"A Career Death": Taylor Swift On Leaked Phone Call With Kanye West

The 33-year-old singer added that it felt like it was "a career death" as it appeared that she had approved the lyrics.

'A Career Death': Taylor Swift On Leaked Phone Call With Kanye West

The incident affected Taylor Swift mentally.

Time magazine named US pop superstar Taylor Swift as its 'Person of the Year', calling the musical force of nature the "hero of her own story." The huge $92.8 million opening earlier this year of Taylor Swift's "The Eras Tour" film set the tone for the "Cruel Summer" singer's 2023. Now, in an interview with the outlet, the singer stated that it felt like it was "a career death" when Kim Kardashian leaked her phone call with rapper Kanye West.

In 2016, Kim Kardashian shared audio and video of her then-husband and Taylor Swift talking on call in which the pop singer seemed to endorse the words that the rapper had written about her in his song. "I feel like me and Taylor might still have sex / I made that b**** famous," Mr West wrote in the song.

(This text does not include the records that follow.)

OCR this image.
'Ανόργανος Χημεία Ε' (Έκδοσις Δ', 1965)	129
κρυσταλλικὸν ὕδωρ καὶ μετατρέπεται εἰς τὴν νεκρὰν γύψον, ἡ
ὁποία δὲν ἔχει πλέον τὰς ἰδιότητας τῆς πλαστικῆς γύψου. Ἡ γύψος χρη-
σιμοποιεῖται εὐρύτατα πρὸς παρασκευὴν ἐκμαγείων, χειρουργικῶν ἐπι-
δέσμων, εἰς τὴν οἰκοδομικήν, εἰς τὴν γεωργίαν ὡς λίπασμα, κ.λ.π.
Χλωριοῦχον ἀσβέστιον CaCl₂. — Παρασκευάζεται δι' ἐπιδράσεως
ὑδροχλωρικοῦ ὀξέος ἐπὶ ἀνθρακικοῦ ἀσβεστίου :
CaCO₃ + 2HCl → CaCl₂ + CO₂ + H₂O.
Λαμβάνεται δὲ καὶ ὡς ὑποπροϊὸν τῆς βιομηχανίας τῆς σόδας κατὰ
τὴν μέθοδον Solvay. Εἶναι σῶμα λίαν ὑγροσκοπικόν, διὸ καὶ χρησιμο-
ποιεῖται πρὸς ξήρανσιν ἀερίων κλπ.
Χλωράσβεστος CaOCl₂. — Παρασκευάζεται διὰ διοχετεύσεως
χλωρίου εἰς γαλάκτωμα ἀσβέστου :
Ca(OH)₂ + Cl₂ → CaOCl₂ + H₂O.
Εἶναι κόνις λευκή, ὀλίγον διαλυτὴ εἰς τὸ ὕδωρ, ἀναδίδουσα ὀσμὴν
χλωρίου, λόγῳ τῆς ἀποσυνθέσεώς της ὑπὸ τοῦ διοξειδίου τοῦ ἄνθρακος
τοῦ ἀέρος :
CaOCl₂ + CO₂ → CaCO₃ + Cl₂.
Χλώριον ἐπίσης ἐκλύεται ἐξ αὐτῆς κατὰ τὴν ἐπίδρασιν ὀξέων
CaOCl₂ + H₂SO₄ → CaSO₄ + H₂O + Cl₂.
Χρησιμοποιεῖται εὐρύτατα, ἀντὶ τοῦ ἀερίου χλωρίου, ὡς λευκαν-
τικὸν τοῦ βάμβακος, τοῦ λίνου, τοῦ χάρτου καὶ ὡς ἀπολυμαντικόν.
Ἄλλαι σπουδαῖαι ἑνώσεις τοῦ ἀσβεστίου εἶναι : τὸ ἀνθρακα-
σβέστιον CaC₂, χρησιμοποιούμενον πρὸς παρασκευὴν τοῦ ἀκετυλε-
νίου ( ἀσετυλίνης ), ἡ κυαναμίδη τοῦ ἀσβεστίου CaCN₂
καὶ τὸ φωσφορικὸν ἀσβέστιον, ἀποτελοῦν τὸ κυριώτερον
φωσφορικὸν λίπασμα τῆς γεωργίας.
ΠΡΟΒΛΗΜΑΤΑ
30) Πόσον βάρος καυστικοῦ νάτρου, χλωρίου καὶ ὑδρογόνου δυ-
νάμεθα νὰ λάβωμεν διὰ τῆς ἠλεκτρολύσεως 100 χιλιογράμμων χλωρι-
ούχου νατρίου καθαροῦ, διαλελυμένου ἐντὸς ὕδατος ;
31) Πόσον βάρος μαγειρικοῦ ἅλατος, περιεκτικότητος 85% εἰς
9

A spokesperson for Ms Swift refuted rumours that the singer had ever approved of the song's lyrics after it was released. There was no reference in the video where West claimed he "made her famous" or that he would call Swift a "b****" when an unedited version of the conversation was made public in 2020.

The 33-year-old singer added that it felt like it was "a career death" as it appeared that she had approved the lyrics. "Make no mistake - my career was taken away from me. You have a fully manufactured frame job, in an illegally recorded phone call, which Kim Kardashian edited and then put out to say to everyone that I was a liar," she told the outlet

The incident affected her mentally and she even moved to a new place to hide from all the attention. "That took me down psychologically to a place I've never been before. I moved to a foreign country. I didn't leave a rental house for a year. I was afraid to get on phone calls. I pushed away most people in my life because I didn't trust anyone anymore. I went down really, really hard," the "Lover" singer told Time Magazine.

The "All Too Well" singer initially seemed to accuse the rapper and his then-wife of "editing and manipulating" portions of the phone call that had surfaced in 2016, until in March 2020, when the entire phone conversation between Ms Swift and Mr West emerged online. In one of her Instagram stories about donations to charities, the singer wrote, "Instead of answering those who are asking how I feel about the video footage that leaked, proving that I was telling the truth the whole time about *that call* (you know, the one that was illegally recorded, that somebody edited and manipulated in order to frame me and put me, my family and fans through hell for four years)...SWIPE UP to see what really matters."

Responding to the same, the SKIMS founder wrote on Twitter, "@taylorswift13 has chosen to reignite an old exchange - that at this point in time feels very self-serving given the suffering millions of real victims are facing right now." She added that she did not edit the footage of the call."Kanye has documented the making of all of his albums for his personal archive, however has never released any of it for public consumption and the call between the two of them would have remained private or would have gone in the trash had she not lied and forced me to defend him," she continued at the time.